I have several areas of interest. First, I am interested in the study of protein homeostasis and signaling pathways, with particular interest in development of novel tools for conditionally perturbing and analyzing the function of such pathways in live cells. To this end, I am developing optogenetic tools that allow use of light for precise control of protein function in cells. When combined with optical sensors and other signaling readouts, these can allow real-time perturbing and monitoring of cellular processes. In other work, I am developing sensors that detect perturbations to protein stability, and using these to identify chemical and genetic factors affecting protein homeostasis. These and other projects are described in more detail below.
Light-inducible control of protein activity
Proteins that have inducible activities are useful tools for molecular biology and potentially can be used for therapeutic applications. I am interested in the design and construction of novel protein switches that can be regulated by light, or other protein activities (such as protein binding).
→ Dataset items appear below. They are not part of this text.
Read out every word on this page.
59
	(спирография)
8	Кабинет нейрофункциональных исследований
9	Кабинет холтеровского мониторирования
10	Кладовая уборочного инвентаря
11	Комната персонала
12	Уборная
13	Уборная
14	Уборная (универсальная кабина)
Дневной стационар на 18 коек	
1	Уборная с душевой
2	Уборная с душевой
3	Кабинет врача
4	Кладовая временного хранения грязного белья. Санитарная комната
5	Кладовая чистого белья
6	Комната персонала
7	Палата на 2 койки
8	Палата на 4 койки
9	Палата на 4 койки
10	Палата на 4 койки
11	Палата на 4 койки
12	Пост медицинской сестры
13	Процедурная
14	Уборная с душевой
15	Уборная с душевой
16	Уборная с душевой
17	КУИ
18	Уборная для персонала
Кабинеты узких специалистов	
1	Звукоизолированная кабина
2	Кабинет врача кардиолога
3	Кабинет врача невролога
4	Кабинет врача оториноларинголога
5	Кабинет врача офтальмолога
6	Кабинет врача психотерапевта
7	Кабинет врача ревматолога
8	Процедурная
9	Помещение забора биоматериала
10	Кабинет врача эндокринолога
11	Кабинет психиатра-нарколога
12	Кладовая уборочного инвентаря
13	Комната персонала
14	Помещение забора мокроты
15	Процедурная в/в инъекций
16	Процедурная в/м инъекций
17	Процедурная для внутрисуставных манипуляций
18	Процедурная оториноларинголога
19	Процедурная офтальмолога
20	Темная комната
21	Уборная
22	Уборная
These switches can be designed to regulate enzymatic activities, protein interactions, signal transduction pathways, or other activities. The light-activated proteins provide not only fast temporal activation of cellular events, but also spatial and dosage regulation as well.
In recent work in the lab, we developed light-activated modules for protein dimerization based on the Arabidopsis proteins cryptochrome 2 and CIB1, which dimerize upon exposure to blue light. The photo below shows protein translocation induced by light in HEK293 cells, using these dimerization modules. We are currently exploring novel applications of the CRY/CIB system for acute regulation of cellular processes in live cells.
|Before light exposure
||15s post light exposure|
Biosensors for protein misfolding / cytosolic protein homeostasis
I am interested in the development of simple, inexpensive cell-based reporters for protein misfolding that are generalizable, in that they can be used with any protein of interest without prior knowledge of protein function. These reporters are being used to characterize misfolded alleles, to screen for pharmacological chaperones, small molecules that rescue misfolded variants, and to identify genetic pathways affecting cytosolic protein homeostasis.
Characterization of human disease proteins using yeast
The protein alanine : glyoxylate aminotransferase (AGT) is a critical enzyme in both humans and yeast. In humans, deficiency leads to the disease primary hyperoxaluria type I, a severe kidney disease. Many disease-linked mutations have been shown to destabilize AGT, leading to misfolding and subsequent degradation or mislocalization. I am studying stability and mistrafficking of disease variants of alanine:glyoxylate aminotransferase, both in a yeast model and in mammalian cell culture.